You could also work with local colleges to find students interested in getting data analytics experience through a summer job while they’re still in school. If you’re willing to wait while your newly-hired professional learns the specific skills necessary to extract the data you need, you’ll likely be rewarded with a loyal employee who grows along with your organization.
Train existing staff
You may already have someone on your team who is interested in learning to work with data. Before considering an outsider, first ask if any of your existing workers are interested in this role. Even if everyone on your team is too busy to take on additional responsibilities, it may be easier to hire someone to handle some of that employee’s workload than to find a dedicated data scientist at a much higher salary.
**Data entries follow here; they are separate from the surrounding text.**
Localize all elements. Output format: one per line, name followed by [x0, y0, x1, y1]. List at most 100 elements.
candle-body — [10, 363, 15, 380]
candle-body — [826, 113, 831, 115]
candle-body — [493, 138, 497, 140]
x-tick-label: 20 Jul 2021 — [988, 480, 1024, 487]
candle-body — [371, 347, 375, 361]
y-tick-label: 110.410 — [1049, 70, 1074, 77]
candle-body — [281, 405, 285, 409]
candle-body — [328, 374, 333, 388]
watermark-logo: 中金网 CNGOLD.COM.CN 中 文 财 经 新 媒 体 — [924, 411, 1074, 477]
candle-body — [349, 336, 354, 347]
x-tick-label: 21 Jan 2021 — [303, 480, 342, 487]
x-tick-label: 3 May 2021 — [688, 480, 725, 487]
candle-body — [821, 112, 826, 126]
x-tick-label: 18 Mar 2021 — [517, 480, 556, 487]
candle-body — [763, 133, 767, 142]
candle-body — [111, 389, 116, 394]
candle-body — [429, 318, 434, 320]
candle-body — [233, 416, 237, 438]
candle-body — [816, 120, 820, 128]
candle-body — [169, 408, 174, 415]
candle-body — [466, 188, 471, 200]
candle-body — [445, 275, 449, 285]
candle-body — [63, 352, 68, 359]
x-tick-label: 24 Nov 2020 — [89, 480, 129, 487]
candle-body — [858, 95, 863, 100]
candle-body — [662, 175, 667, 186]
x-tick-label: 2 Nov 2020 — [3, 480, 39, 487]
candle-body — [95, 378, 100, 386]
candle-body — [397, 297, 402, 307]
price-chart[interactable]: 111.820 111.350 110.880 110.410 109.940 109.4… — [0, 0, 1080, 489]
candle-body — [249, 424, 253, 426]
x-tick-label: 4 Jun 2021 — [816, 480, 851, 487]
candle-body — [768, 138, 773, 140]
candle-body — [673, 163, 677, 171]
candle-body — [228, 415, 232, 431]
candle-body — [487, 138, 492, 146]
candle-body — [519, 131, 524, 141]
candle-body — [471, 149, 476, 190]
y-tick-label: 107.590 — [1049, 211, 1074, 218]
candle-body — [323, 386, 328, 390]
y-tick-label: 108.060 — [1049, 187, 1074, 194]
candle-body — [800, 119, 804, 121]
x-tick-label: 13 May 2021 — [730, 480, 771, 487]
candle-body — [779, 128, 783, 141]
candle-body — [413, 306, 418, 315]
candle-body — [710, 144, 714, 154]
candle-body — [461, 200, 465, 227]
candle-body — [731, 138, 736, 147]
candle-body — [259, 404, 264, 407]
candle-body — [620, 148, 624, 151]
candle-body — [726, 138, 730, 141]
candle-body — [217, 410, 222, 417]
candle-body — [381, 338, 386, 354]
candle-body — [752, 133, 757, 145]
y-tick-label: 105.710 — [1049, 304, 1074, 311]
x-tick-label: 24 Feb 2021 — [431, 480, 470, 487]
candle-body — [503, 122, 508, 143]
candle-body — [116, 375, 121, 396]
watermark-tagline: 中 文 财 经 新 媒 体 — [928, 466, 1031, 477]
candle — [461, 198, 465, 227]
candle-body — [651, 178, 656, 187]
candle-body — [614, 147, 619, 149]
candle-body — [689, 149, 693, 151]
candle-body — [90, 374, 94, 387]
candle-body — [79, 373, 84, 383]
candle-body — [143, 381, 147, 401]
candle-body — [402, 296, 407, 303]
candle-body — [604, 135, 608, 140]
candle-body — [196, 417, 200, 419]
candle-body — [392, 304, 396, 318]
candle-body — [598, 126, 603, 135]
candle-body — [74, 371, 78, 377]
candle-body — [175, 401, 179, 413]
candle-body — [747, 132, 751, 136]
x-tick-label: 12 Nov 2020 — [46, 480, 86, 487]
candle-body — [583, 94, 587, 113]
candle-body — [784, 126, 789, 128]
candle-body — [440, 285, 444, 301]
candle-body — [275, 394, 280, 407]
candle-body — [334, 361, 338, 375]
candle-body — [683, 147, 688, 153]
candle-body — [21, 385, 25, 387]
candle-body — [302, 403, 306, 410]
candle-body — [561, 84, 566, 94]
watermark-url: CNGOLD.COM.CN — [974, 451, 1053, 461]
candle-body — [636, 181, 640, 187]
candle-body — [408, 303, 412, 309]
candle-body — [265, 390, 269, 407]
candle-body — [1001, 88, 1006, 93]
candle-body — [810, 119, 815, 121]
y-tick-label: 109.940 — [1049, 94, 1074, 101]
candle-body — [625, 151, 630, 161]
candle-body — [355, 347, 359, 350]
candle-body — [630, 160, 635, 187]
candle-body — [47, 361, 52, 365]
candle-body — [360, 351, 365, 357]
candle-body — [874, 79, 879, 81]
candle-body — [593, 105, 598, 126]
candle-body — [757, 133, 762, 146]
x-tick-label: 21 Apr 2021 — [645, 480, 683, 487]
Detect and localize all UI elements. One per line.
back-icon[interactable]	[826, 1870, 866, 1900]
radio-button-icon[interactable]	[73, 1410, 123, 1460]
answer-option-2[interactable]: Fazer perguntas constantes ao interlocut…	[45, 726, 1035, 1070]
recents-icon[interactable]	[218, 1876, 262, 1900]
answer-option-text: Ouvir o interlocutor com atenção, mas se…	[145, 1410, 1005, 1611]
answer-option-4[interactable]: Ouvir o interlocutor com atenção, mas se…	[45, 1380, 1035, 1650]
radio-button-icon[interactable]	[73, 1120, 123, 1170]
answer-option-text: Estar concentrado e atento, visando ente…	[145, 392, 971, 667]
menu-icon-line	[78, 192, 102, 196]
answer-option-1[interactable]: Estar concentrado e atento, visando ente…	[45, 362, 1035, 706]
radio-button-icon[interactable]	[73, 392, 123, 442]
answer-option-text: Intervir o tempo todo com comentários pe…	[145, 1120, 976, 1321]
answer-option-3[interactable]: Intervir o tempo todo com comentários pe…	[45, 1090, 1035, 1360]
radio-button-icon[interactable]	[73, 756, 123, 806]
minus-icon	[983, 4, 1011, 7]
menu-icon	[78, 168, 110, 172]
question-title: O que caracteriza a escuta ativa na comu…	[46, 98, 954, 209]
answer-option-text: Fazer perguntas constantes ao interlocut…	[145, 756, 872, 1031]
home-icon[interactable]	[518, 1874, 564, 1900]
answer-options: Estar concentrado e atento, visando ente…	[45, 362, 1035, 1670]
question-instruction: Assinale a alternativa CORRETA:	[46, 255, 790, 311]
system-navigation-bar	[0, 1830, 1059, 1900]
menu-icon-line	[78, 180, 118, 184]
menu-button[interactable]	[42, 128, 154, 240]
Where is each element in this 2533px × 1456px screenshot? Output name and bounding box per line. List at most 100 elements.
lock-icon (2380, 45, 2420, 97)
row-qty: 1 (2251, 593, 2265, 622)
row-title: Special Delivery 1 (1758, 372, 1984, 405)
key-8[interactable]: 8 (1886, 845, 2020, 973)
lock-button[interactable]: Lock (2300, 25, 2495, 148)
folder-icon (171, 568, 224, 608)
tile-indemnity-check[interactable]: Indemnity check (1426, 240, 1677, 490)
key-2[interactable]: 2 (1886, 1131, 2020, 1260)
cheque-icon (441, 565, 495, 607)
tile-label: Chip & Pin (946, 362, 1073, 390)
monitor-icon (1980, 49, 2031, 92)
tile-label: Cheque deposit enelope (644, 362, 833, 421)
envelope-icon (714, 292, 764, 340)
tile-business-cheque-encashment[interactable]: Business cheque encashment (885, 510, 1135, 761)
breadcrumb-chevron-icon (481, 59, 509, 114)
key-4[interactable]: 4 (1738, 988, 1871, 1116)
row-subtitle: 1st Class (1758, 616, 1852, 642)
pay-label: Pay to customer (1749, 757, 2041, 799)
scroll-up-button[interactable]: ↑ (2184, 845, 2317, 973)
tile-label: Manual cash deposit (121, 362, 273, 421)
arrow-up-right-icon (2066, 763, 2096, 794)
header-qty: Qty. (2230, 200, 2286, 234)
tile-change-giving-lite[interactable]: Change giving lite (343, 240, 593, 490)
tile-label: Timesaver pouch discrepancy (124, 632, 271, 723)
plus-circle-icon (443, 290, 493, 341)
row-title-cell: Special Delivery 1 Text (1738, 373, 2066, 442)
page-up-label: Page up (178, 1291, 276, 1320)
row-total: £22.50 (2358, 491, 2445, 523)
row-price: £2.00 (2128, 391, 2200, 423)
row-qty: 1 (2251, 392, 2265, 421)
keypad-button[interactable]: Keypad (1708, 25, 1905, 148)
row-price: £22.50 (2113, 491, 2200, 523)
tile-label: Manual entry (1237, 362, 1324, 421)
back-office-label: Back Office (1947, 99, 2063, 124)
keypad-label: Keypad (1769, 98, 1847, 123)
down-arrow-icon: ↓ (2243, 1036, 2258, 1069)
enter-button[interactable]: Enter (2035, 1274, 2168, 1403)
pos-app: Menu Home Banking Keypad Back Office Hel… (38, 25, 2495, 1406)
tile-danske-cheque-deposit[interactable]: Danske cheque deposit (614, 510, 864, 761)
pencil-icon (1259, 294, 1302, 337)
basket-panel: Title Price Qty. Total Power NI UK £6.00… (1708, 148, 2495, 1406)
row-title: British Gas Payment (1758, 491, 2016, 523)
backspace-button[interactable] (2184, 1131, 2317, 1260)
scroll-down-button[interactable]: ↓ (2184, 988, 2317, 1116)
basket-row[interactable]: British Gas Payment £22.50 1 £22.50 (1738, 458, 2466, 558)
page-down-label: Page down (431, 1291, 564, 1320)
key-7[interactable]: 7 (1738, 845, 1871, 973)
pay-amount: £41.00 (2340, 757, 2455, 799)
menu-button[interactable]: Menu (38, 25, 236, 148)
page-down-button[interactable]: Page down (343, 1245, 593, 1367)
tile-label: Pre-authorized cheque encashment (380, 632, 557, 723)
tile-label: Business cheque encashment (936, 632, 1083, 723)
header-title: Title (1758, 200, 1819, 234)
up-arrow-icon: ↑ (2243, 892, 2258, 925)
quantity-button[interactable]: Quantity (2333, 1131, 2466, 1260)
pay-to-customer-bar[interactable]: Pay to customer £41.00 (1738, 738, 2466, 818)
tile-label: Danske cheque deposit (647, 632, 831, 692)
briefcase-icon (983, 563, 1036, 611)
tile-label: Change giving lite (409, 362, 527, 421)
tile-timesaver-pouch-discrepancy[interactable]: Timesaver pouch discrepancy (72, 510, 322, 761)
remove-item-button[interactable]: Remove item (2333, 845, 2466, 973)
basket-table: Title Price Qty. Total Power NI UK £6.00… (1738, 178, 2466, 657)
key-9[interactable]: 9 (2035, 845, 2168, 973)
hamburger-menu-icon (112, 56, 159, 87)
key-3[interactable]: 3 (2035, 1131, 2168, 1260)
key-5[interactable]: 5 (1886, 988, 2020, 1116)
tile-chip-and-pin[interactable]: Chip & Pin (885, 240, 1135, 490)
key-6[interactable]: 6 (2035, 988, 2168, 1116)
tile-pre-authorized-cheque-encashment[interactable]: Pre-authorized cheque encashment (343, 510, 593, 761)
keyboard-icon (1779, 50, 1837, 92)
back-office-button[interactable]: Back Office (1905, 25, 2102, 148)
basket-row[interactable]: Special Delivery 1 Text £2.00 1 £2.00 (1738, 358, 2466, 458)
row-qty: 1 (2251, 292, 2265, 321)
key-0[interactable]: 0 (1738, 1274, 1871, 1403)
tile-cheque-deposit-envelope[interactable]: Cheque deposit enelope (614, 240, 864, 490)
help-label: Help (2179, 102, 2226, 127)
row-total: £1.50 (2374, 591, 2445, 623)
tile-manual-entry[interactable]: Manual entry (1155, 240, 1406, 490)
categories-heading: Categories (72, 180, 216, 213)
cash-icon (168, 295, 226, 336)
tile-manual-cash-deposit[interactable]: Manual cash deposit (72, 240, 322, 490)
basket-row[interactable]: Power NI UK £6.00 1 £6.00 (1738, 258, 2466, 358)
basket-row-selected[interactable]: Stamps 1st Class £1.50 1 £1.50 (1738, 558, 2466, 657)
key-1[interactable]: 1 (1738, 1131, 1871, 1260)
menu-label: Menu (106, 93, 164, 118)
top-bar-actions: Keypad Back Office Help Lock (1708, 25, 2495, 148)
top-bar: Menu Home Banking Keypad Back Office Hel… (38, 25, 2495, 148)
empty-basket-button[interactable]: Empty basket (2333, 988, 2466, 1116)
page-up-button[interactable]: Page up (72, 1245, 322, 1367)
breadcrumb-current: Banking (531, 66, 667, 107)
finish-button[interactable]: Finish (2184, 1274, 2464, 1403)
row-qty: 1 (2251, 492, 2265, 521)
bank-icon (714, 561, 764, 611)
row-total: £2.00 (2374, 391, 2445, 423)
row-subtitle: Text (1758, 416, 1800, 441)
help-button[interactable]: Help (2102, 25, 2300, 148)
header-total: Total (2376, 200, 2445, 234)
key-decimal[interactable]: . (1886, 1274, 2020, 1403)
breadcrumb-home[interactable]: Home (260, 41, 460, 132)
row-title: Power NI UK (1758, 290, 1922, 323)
By investing in the training your employee needs to do the work, you’ll show a commitment to your staff that will boost morale.
You can enroll your employees in online Tableau Training and Hadoop training courses, letting employees take classes from the convenience of home or office. With the right training, you’ll also be able to turn an important business function to someone you already know you can trust to do a great job. If you don’t have someone who would be a good fit, ask your employees to refer a friend for the position.
One of the best things a business with a budget can do is to outsource high-level technical work like data analytics. Working with a third-party service provider or contractor, your business can access an advanced expertise for an hourly fee. You won’t have to commit to paying an annual salary with benefits but you’ll still be able to build a long-term working relationship. You can save additional money by outsourcing the work to an overseas provider, whether it’s with a team or an individual contractor. Sites like Upwork give businesses access to a global workforce that includes data scientists and statisticians.
In the future, software will play a more prominent role in data science, eliminating the need to have a person to manipulate data. But there are already tools built into the programs businesses use each day. Take advantage of the analytics available for your Twitter, Facebook and other social media accounts, in addition to using Google Analytics to monitor activity on your website. You may also be able to activate data capabilities on your bookkeeping software or POS system to keep track of your cash flow and customer purchases.
Your CRM software likely has analytics features built-in that can help you monitor your customer interactions, track your sales pipeline, and generate new leads. As data science continues to grow in popularity, each type of software will have its own built-in analytics, with dashboards that can pull it all together. Keep this in mind as you search for new solutions to power your business operations.
In the coming years, analytics will become easier for even the smallest business to access, empowering businesses with the information they need to make great business decisions.